Как стадо баранов, повинуясь сердитому окрику пастуха, толкаясь и давя друг друга, ринулась моя рота вперед с криком «ура!». Снова в упор открыл огонь пулемет. Мы залегли, но ненадолго. Пулемет внезапно умолк. В деревушке опять послышалось «ура!», и по всей линии австрийских окопов замелькали убегающие фигуры. Теперь уже не надо было криками и угрозами подталкивать вперед обалдевших от ужаса солдат. Победа была очевидна. С криком «ура!» все дружно устремились вперед и вскочили в австрийские окопы. Испуганные австрийцы с побледневшими, растерянными лицами, как козы, выскакивали из окопов. Одни из них с поднятыми кверху руками сдавались и молящим о пощаде голосом выкрикивали: «Рус! Рус!» Другие же бежали прочь, низко пригнувшись к земле. По всей линии замелькали сгорбленные убегающие фигуры австрийцев с ранцами на спине. Но немногим удалось спастись. Увлеченные горячкой боя, наши солдаты, кто стоя, кто с колена, а кто лежа, открыли частый огонь по отступающим почти в упор, и австрийцы, кувыркаясь, как подстреленные куропатки, гибли на наших глазах, устилая своими трупами поле сражения. Прислонившись к стене какого-то полуразрушенного, продырявленного пулями и осколками сарая, я с замиранием сердца следил за ходом боя. Со всех сторон раздавался треск ружейных выстрелов, пахло порохом. Около самого моего уха, так что газы ударяли мне в лицо, усердно палил из ружья в забывчивости какой-то молоденький солдатик.
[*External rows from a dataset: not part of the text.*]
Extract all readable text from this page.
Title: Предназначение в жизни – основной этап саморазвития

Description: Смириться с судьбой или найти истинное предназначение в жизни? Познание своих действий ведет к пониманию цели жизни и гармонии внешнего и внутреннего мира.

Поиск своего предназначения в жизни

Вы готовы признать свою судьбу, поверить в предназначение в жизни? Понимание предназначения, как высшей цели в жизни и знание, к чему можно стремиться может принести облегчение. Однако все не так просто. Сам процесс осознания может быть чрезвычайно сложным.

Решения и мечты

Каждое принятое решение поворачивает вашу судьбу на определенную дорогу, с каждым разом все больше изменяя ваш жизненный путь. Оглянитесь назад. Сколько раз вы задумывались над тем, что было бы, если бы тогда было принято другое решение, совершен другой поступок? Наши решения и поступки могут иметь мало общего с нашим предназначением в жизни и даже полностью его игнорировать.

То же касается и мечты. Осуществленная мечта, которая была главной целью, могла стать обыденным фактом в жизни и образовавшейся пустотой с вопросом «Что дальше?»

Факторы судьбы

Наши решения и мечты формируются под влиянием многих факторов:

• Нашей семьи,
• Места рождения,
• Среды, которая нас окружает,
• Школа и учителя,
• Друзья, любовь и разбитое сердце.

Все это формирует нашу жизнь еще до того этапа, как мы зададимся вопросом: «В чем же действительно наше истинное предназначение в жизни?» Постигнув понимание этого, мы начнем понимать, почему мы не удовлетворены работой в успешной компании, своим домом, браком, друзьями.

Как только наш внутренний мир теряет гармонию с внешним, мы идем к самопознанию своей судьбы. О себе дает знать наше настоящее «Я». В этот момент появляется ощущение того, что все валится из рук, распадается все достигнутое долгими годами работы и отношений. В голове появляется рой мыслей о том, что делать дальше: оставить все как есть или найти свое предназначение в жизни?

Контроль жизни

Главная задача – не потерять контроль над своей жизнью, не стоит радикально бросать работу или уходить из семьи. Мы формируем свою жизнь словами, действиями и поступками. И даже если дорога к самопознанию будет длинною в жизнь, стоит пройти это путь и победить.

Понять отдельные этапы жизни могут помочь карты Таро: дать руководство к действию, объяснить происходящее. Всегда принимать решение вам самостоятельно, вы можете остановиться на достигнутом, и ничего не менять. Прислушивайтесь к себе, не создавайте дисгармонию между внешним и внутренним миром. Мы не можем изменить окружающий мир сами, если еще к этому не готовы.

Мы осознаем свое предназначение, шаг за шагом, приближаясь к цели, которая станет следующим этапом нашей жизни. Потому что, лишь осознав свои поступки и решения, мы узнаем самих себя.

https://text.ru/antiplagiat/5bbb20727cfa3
– Да ты опомнись! Смотри, куда стреляешь! – прикрикнул я на него.
Солдатик кинул на меня бессмысленный, оторопелый взгляд, ступил шаг в сторону и продолжил свою бестолковую пальбу. Хороший подзатыльник подпрапорщика Бовчука, подскочившего к нему в эту минуту, отрезвил беднягу, попавшего первый раз в бой.
– Иди вперед пять шагов, болван, тогда и пали! – скомандовал подпрапорщик Бовчук.